The consumer price index (CPI) does not reflect these abrupt changes in spending patterns because the CPI weights are not continuously updated. For example, the CPI could be pulled down by a decline in the prices of nonessentials that are no longer purchased.

A new IMF staff paper uses spending estimates derived from credit and debit card data to adjust the CPI weights to match spending patterns during the pandemic. The study finds that inflation during the first three months of the pandemic was actually higher than we thought.

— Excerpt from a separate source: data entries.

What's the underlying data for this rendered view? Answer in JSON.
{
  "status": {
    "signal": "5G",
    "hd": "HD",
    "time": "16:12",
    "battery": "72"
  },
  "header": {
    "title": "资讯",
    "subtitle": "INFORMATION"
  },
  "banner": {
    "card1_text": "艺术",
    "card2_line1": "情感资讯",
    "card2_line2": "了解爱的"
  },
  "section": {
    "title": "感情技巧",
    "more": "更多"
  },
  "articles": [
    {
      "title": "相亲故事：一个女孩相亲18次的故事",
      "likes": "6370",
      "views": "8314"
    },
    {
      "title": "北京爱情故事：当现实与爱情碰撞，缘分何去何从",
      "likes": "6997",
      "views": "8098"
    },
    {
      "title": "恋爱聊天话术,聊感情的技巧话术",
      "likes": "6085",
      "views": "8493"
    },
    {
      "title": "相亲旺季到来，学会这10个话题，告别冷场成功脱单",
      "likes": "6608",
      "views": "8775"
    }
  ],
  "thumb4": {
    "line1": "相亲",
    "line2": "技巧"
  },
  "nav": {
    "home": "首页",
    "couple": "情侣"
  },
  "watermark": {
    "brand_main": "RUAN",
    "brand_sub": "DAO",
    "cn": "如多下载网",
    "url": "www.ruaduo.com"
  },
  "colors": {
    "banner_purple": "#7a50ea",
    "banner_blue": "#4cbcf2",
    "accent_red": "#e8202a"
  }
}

The chart of the week looks at the difference over the February–May timeframe between a COVID-19 price index that adjusts the CPI weights based on the impacts of COVID-19 on spending in Canada and an index with unchanged CPI weights. The diamonds in the chart show the difference between the two indexes by region. In seven of the eight regions shown, the CPI is below the COVID-19 index. Looking at the average for all regions combined, the gap is 0.23 percentage points.

The main positive contributors to the gap between the COVID-19 index and the CPI are food and transport, each contributing 0.16 percentage points to the world gap. Rising food prices contribute to the faster growth of the COVID-19 index in all eight regions. Falling transport prices, which have a larger weight in the CPI than in the COVID-19 index, also contribute to the faster growth of the COVID-19 index in all regions except sub-Saharan Africa.

The main negative contributors to the world gap are housing, which contributes –0.03 percentage points, and clothing, which contributes –0.08 percentage points. Housing has a higher weight in the COVID-19 index than in the CPI, but its price index is so close to the overall CPI that increasing its weight does little to move the COVID-19 index away from the CPI. The downward effect of clothing is due to seasonal price increases having a smaller weight in the COVID-19 basket.

Despite the finding that CPI weights underestimated inflation in the early months of the pandemic, a quick update of the CPI weights to reflect the spending patterns during the pandemic would be impractical. Furthermore, introducing weights that are based on a short timeframe can reduce an index’s accuracy over the longer run. A better approach would be for statistical agencies to develop a supplementary index whose weights reflect spending patterns during the pandemic. This would give policymakers a better picture of the effect of inflation on the prices that consumers are actually paying.